Ob hier der Zufall wirklich Regie geführt hat? Roman Polanski dreht einen Film, der die politischen Entscheidungen der USA und Großbritanniens kritisiert und wird prompt aufgrund eines uralten, bisdato nie exekutierten Haftbefehls der USA in der Schweiz verhaftet.
Wie auch immer. “Der Ghostwriter” ist einer der ersten Höhepunkte des noch jungen Kinojahres 2010. Bis in die Nebenrollen exzellent besetzt und gespielt führt der Meisterregisseur seinen Cast behutsam durch den explosiven Stoff von Robert Harris. Die Geschichte um den von Evan McGregor gespielten Ghostwriter entwickelt sich langsam aber unaufhörlich zu einem ungeheuer spannenden, in ruhigen Bildern erzählten Politthriller. Ohne große Actionszenen, aber exakt getimt und mit begeisternden Finale wirft Polanski einen faszinierenden Blick hinter die Kulissen der Weltpolitk und der Geheimdienste.

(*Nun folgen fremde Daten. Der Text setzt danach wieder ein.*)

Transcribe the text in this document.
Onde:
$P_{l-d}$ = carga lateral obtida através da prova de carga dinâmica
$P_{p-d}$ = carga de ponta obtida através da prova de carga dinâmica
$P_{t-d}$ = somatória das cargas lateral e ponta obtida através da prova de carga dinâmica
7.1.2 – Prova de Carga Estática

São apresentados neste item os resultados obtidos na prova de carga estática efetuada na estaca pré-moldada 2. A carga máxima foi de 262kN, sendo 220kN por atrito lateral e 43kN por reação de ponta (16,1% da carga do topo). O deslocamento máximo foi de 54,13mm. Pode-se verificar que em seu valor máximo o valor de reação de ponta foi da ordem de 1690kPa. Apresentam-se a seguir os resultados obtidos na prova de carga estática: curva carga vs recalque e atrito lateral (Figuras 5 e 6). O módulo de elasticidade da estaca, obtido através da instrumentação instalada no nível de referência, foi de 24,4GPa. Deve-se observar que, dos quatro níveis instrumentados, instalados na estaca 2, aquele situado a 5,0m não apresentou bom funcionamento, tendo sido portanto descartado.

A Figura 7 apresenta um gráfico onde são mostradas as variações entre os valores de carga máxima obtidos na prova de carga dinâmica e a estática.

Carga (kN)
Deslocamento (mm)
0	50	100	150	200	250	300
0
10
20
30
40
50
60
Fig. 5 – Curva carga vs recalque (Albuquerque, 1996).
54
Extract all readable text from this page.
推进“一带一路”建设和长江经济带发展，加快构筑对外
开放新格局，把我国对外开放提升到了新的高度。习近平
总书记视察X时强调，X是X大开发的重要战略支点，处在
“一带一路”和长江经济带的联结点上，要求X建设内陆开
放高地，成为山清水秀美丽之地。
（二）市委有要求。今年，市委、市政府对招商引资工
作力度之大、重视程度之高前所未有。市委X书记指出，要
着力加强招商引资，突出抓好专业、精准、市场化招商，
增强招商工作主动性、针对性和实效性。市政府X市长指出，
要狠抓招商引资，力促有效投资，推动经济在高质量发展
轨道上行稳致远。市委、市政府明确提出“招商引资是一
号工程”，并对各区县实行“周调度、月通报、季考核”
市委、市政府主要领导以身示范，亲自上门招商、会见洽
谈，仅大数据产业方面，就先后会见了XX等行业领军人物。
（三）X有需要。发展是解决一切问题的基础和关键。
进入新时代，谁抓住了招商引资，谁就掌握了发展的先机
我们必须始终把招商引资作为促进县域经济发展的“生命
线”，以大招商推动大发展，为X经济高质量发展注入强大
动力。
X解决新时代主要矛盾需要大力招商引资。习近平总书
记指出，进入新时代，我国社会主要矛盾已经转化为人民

Pierce Brosnan spielt den ehemaligen britischen Premier nach Vorbild von Tony Blair. Als sein Ghostwriter bei einem mysteriösen Unfall stirbt engagiert sein Stab einen Nachfolger in Person von Evan McGregor. Dieser nimmt den neuen Job nur widerwillig an. Schnell merkt er, dass er in eine Schlagengrube geraten ist, aus der es vorerst kein Entrinnen gibt. Als er zufällig die Unterlagen seines Vorgängers entdeckt, stößt er auf eine Verschwörung, deren Auswirkungen unvorstellbar erscheinen.
Regisseur Roman Polanski mixt Fiktion und Realität zu einer explosiven Melange, die Freunde des Genres, bzw. der Romanvorlage begeistern wird.